The plethora of signals that activate the ERK pathway and its numerous substrates suggest that the fine control of the spatiotemporal regulation of ERK activity is critical for determining opposite cell fates.20 Activation of cytoplasmatic ERK 1/2 through its phosphorylation leads to nuclear translocation thus allowing the interaction with specific nuclear substrates and the induction of specific programs of gene expression. The regulation of ERK nucleo-cytoplasmic trafficking modulates the transfer efficiency of the signaling carried by activated ERK to the cell.20 Accumulating evidences show that nuclear relocalization of active ERK is impaired in senescent human fibroblasts, and that this dysregulation may account for the irreversible proliferative arrest of senescent cells.20 The impaired nuclear localization of active ERK and the loss of proliferative potential have been proposed to originate from either impaired nuclear import or from ERK inactivation. This interpretation is supported by the high activity of the nuclear ERK phosphatase MKP2/DUSP4 in senescent cells.21

Our results also attest a dysregulation of active ERK localization in stem cell senescence program, as a lower amount of nuclear versus cytoplasmic pERK is revealed in senescent MSC together with a decrease of nuclear pERK in P10 versus P1 MSC (Figure 5c). This finding strongly supports previous studies and further delineates an unexpected complexity of ERK signaling mechanisms in cellular senescence.20 Indeed, we might envisage a scenario in which the nuclear/cytosolic localization of active ERK may be related to the MSC senescent phenotype as previously demonstrated for human fibroblasts.

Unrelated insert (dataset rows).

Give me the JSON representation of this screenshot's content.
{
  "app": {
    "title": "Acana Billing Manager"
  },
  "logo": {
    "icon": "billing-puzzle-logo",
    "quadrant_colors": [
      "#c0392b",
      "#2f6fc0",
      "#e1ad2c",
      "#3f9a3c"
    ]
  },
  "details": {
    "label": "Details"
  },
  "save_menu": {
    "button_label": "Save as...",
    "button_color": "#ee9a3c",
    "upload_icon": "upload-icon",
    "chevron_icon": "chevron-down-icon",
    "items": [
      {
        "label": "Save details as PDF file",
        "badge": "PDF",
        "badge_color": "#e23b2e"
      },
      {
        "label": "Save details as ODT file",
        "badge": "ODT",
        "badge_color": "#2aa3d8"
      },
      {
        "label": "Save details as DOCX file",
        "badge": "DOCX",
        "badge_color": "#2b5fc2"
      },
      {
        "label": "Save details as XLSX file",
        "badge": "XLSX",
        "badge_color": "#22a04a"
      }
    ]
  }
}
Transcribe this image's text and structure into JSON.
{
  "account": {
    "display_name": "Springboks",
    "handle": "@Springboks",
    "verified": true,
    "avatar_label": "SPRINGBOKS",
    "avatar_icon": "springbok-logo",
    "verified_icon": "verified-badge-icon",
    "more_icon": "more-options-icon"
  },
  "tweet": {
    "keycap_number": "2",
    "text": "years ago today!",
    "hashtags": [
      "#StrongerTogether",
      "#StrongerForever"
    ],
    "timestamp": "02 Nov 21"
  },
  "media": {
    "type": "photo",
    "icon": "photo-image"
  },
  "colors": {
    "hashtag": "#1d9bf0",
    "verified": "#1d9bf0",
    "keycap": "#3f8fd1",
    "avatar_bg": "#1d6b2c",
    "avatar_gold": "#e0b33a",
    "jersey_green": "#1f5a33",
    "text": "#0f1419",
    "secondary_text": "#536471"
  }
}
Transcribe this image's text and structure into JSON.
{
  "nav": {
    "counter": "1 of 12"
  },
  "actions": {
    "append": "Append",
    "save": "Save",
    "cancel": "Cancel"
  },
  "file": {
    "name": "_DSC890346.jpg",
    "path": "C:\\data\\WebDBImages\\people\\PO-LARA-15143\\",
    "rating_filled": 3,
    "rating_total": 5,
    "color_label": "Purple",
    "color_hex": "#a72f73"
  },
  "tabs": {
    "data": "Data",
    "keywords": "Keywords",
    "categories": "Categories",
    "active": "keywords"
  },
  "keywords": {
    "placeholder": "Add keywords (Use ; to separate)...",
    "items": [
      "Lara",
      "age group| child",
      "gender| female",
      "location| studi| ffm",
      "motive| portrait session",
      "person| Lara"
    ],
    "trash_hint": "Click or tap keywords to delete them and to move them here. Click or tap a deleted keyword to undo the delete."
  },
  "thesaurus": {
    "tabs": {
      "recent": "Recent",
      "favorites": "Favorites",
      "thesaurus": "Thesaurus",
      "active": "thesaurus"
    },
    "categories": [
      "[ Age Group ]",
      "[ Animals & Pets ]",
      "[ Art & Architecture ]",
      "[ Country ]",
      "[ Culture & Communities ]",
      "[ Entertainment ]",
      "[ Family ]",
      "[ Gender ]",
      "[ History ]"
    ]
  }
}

Although more extensive studies are needed to expand our knowledge on the mechanisms underpinning the impaired ERK nucleo-cytoplasmic trafficking in stem cells, we also believe that our results pave the way to further investigations aiming to modify, in the near future, the current in vitro MSC expansion protocols for therapeutic purposes, thereby preventing or reducing the occurrence of negative senescence-related effects, and to better understand the complex process of senescence and aging in stem cells.